Coronavirus: How stigma against people with HIV could be prolonging the COVID-19 pandemic

New Zealand and Australia have been accused by South African scientists of contributing to the ongoing stigma against people with HIV, which could be inadvertently prolonging the COVID-19 pandemic. 

South Africa last week revealed it had detected a new variant of the SARS-CoV-2 virus - which causes COVID-19 - that has a large number of mutations and appears, at first glance, to be more infectious than Delta. The World Health Organization has dubbed it Omicron. 

Two out of every three people with HIV live in sub-Saharan Africa, which also experiences outbreaks of other serious illnesses like Ebola and tuberculosis. As a result South Africa has a sophisticated disease surveillance system, which allowed it to uncover the Beta variant in late 2020 and in November, the Omicron variant. 

To say thanks, much of the rest of the world shut its borders to the region, despite evidence Omicron has been in other parts of the world for weeks already and there's no solid evidence yet Omicron evolved in South Africa or sub-Saharan Africa.

But if it did, that wouldn't surprise scientists.

"Reports over the past year from various countries indicate that people with weakened immune systems can be infected with SARS-CoV-2 for several weeks or months," researchers from the University of KwaZulu-Natal wrote in the latest issue of journal Nature

"Such prolonged infections have mainly been documented in people receiving cancer chemotherapy and other immunosuppressive agents. But they have also been seen in people with advanced uncontrolled HIV.

"Some researchers have proposed that prolonged infection could explain the emergence of SARS-CoV-2 variants of concern."

The South African scientists say fighting HIV could also help prevent future COVID-19 variants from emerging. 

"Sustained efforts to ensure that people with HIV are diagnosed, given antiretroviral treatment and then followed up to ensure that their viral load is being suppressed are crucial to reducing the burden of advanced HIV in the population - and so limiting the potential for cases of prolonged infection from SARS-CoV-2."

There are millions of people in sub-Saharan Africa carrying the HIV virus who still aren't getting antiretroviral therapy, and efforts to reach them haven't been helped by the COVID-19 pandemic, which has hit health workforces in the region hard. 

They're also way behind in the COVID-19 vaccine rollout, with only about 7 percent fully vaccinated - compared to New Zealand's 73 percent.
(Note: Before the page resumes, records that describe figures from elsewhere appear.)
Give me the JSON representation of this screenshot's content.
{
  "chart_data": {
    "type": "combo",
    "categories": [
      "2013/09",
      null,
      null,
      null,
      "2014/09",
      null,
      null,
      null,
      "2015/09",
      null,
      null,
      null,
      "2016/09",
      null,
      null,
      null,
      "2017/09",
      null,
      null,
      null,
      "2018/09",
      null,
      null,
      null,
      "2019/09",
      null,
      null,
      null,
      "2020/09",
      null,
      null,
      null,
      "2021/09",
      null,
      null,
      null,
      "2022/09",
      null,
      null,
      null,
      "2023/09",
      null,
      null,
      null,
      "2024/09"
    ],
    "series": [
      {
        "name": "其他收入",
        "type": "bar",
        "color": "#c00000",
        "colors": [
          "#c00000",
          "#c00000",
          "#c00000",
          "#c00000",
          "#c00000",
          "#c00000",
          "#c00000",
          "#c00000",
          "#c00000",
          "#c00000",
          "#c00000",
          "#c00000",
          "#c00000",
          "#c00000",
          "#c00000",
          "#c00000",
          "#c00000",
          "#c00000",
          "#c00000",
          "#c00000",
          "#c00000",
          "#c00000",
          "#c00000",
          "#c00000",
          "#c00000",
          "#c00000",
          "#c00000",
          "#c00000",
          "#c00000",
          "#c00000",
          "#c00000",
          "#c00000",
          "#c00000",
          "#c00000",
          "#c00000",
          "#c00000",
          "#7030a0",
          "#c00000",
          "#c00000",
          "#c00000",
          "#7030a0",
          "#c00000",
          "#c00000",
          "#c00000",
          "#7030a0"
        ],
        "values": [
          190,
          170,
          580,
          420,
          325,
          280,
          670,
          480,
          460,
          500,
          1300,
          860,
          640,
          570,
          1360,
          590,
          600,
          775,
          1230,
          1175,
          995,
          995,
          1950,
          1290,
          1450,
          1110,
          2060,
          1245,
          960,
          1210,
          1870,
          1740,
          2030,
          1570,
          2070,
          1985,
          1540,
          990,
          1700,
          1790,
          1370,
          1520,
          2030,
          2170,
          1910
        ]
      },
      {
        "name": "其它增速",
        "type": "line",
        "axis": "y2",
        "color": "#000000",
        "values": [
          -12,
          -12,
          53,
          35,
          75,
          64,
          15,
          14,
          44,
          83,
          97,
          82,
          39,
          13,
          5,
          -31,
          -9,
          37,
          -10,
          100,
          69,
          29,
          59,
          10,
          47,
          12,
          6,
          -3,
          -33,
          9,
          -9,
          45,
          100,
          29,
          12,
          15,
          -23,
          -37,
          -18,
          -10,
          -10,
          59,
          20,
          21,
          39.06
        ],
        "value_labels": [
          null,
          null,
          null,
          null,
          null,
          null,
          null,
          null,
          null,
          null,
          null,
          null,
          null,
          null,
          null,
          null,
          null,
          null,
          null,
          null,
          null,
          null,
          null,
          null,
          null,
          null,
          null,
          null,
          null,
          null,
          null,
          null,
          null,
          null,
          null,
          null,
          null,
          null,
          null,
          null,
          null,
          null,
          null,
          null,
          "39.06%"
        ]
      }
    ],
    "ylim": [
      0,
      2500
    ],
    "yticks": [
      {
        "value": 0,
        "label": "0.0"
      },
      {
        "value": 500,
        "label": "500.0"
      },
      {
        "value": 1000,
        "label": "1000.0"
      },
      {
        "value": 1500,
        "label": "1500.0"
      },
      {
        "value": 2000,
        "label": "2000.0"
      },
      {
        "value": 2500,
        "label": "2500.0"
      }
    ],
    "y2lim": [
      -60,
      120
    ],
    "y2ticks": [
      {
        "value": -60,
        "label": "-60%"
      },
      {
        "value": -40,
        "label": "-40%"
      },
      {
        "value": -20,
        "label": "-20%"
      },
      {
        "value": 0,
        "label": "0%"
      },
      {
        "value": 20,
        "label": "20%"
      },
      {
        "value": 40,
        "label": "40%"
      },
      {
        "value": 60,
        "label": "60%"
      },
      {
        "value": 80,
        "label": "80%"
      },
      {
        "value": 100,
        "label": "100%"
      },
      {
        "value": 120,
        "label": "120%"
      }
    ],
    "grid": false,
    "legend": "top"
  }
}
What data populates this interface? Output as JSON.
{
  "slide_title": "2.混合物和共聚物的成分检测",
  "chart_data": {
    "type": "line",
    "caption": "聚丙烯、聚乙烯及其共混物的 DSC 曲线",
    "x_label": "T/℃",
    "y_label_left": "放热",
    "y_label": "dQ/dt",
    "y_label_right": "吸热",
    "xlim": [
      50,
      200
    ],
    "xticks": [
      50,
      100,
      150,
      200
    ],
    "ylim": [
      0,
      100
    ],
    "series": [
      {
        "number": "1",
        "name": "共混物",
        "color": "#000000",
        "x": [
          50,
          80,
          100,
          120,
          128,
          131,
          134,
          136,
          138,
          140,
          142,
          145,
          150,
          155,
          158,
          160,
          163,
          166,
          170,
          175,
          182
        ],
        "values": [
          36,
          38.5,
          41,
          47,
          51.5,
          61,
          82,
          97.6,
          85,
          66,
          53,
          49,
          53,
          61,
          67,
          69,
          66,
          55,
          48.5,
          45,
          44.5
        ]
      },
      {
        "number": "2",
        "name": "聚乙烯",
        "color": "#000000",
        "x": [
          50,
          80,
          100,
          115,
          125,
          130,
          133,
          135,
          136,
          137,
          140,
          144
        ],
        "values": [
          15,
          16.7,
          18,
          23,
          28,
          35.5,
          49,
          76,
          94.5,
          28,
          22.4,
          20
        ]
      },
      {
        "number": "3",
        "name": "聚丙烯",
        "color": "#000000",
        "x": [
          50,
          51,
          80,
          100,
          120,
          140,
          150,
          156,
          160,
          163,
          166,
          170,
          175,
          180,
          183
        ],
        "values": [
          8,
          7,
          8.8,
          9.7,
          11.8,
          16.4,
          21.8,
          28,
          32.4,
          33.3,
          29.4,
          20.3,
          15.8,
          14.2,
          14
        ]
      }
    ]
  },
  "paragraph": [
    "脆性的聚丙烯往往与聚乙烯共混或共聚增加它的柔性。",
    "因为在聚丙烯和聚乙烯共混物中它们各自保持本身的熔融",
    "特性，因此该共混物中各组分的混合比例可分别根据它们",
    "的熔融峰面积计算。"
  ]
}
The COVAX effort to distribute vaccines to low-income countries has struggled, "in large part because of donor countries’ failure to deliver on their commitments". 

Few people with HIV were included in trials for the Pfizer-BioNTech, Moderna, AstraZeneca and Johnson & Johnson vaccines used widely in the West, and many of the vaccines being distributed in Africa weren't tested on HIV-positive people at all.

"Overseas funding for HIV has also declined," the researchers said, leading to reduced testing and treatment. 

They said many HIV patients still feel stigmatised, so don't even seek treatment. This isn't helped by countries like New Zealand and Australia who "still refuse to give citizenship to people with HIV, even though effective antiretroviral treatments are now available". 

"Both diseases could be curbed more effectively if they are tackled simultaneously, with public-health responses strengthened by the lessons learnt from both," they argue.

New Zealand in October removed HIV from its list of conditions deemed "likely to impose significant costs or demands" on the health system and qualifying for automatic rejection, with visa applications now assessed on a case-by-case basis. 

The World Health Organization has criticised nations for closing their doors to southern Africa, saying it was holding up South African scientists' research into Omicron. It hasn't stopped the variant's spread across the world either, with the US reporting its first case on Thursday and footholds in the UK, Europe, Brazil and elsewhere.